The Fukushima disaster in March 2011 was a watershed in nuclear power generation. When the tsunami badly damaged the Fukushima reactor and resulted in radiation release, the Japanese government shut down its nuclear reactors. Even more significant, Europe also reacted strongly to the accident, with Germany announcing plans to end all nuclear power generation within a decade and other nations halting consideration of new facilities. As late as September 2012, Japan announced that it would end all nuclear power generation within 30 years. This was a complete reversal of course for a resource-poor nation that had planned to increase its nuclear capacity to half of its electricity requirements by 2030. Yet, with a new government now in power after mid-December elections, it appears Japan will return to nuclear power. The Minister of Economy, Trade, and Industry announced in early January that the government favors restarting reactors assuming that they are inspected and blessed by the newly-created Nuclear Regulation Authority
So what does that mean from an investing standpoint? Japan has been one of the largest markets for uranium thanks to its extensive investment in nuclear power. Should its reactor fleet begin restarting, that will be enough to drive the spot price of uranium higher. That will be good news for uranium producers. All of these companies are a bit beaten down right now thanks to the condition of the global uranium market over the past couple of years, but brighter prospects should be ahead. All of these companies operate in the U.S., so they are not subject to the geopolitical risks that affect production in many parts of the world.
Uranium Resources, Inc. (NASDAQ: URRE) is the first small-cap uranium company we’ll consider. It has about 183,000 acres containing an estimated 101.4 million pounds of mineralized uranium in place in Texas and New Mexico, plus two processing facilities in Texas. With a last close at $3.11, it is currently 74.30 percent off its 52-week high but 21.96 percent off its 52-week low. The company has had troubled earnings results for the past few years, but it has steadily cut costs and should be on track to benefit from rising uranium demand. It also completed the acquisition of Neutron Energy, Inc. on August. 31, 2012.
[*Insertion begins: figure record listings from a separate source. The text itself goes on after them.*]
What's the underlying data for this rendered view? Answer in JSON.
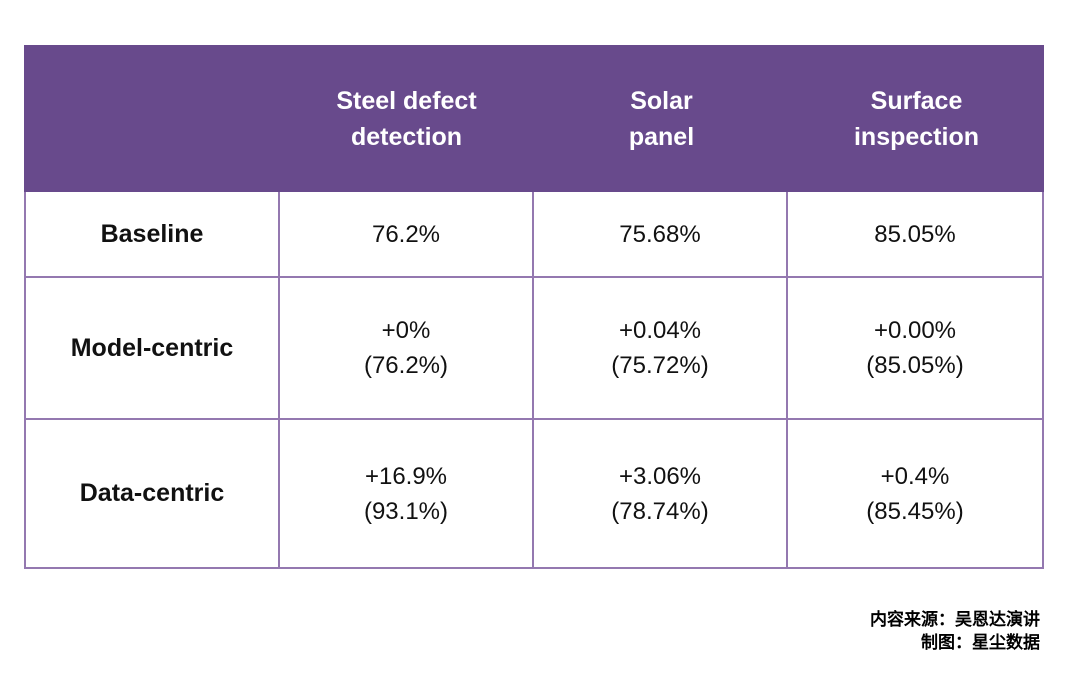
{
  "colors": {
    "header_bg": "#684a8c",
    "border": "#9478b0",
    "header_text": "#ffffff",
    "body_text": "#111111"
  },
  "table": {
    "header": {
      "corner": "",
      "columns": [
        {
          "line1": "Steel defect",
          "line2": "detection"
        },
        {
          "line1": "Solar",
          "line2": "panel"
        },
        {
          "line1": "Surface",
          "line2": "inspection"
        }
      ]
    },
    "rows": [
      {
        "label": "Baseline",
        "cells": [
          {
            "line1": "76.2%",
            "line2": ""
          },
          {
            "line1": "75.68%",
            "line2": ""
          },
          {
            "line1": "85.05%",
            "line2": ""
          }
        ]
      },
      {
        "label": "Model-centric",
        "cells": [
          {
            "line1": "+0%",
            "line2": "(76.2%)"
          },
          {
            "line1": "+0.04%",
            "line2": "(75.72%)"
          },
          {
            "line1": "+0.00%",
            "line2": "(85.05%)"
          }
        ]
      },
      {
        "label": "Data-centric",
        "cells": [
          {
            "line1": "+16.9%",
            "line2": "(93.1%)"
          },
          {
            "line1": "+3.06%",
            "line2": "(78.74%)"
          },
          {
            "line1": "+0.4%",
            "line2": "(85.45%)"
          }
        ]
      }
    ]
  },
  "footer": {
    "source": "内容来源：吴恩达演讲",
    "credit": "制图：星尘数据"
  },
  "chart_data": {
    "type": "table",
    "columns": [
      "",
      "Steel defect detection",
      "Solar panel",
      "Surface inspection"
    ],
    "rows": [
      [
        "Baseline",
        "76.2%",
        "75.68%",
        "85.05%"
      ],
      [
        "Model-centric",
        "+0% (76.2%)",
        "+0.04% (75.72%)",
        "+0.00% (85.05%)"
      ],
      [
        "Data-centric",
        "+16.9% (93.1%)",
        "+3.06% (78.74%)",
        "+0.4% (85.45%)"
      ]
    ],
    "baseline_values_pct": [
      76.2,
      75.68,
      85.05
    ],
    "model_centric_improvement_pct": [
      0,
      0.04,
      0.0
    ],
    "model_centric_result_pct": [
      76.2,
      75.72,
      85.05
    ],
    "data_centric_improvement_pct": [
      16.9,
      3.06,
      0.4
    ],
    "data_centric_result_pct": [
      93.1,
      78.74,
      85.45
    ],
    "legend_position": "none",
    "notes": [
      "内容来源：吴恩达演讲",
      "制图：星尘数据"
    ]
  }
}
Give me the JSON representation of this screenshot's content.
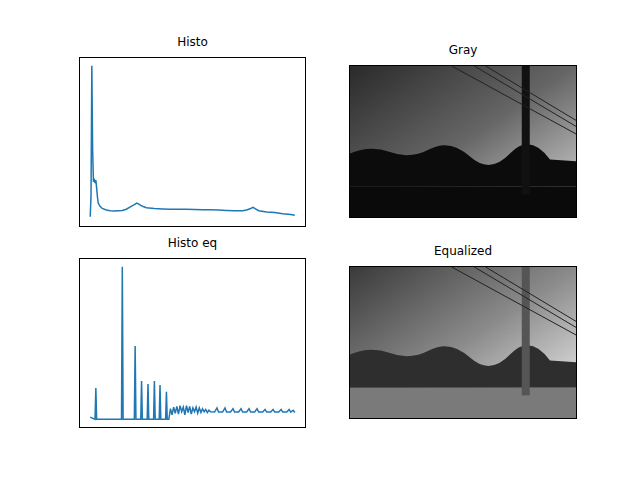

USEC, Inc. (NYSE: USU) is another producer of low-enriched uranium for use in commercial power reactors. It currently services about 150 plants worldwide. It last closed at $0.55, 17.02 percent off its 52-week low and 65.41 percent off its 52-week high. Its EPS performance was positive until 2011, when it was punished by events in Japan. However, in Q3 2012 it brought earnings for the quarter positive again. Although it anticipates a loss for 2012, much of that loss will be special charges. USEC recently raised its projected cash flow from operations from $30 million to $60 million. It also announced on February 11 that it will be selling one of its subsidiaries, NAC International, Inc., for $45 million.
Uranerz Energy Corp. (NYSE: URZ) controls 87,414 acres and holds an 81 percent interest in 62,152 acres owned by Arkose Mining Venture, all in the U.S. (Its owned property is in Wyoming.) It is primarily a mining operation. The last close was $1.40, 29.63 percent off its 52-week low and 51.05 percent off its 52-week high. Of the three options discussed here, Uranerz is most favored by analysts. Thomson Reuters rates it neutral and Second Opinion recently upgraded its long recommendation on January 22. The company will take a hit from changing its accounting treatment of some construction at its Wyoming site which was improperly capitalized and that may provide an even better buy opportunity if its share price dips as a result.
None of these companies is particularly pretty at the moment. However, the change of attitude toward nuclear power in Japan is sudden and recent, so the potential benefits for uranium producers should still be under the radar at the moment. This is a good opportunity to pick up one or more of them cheaply.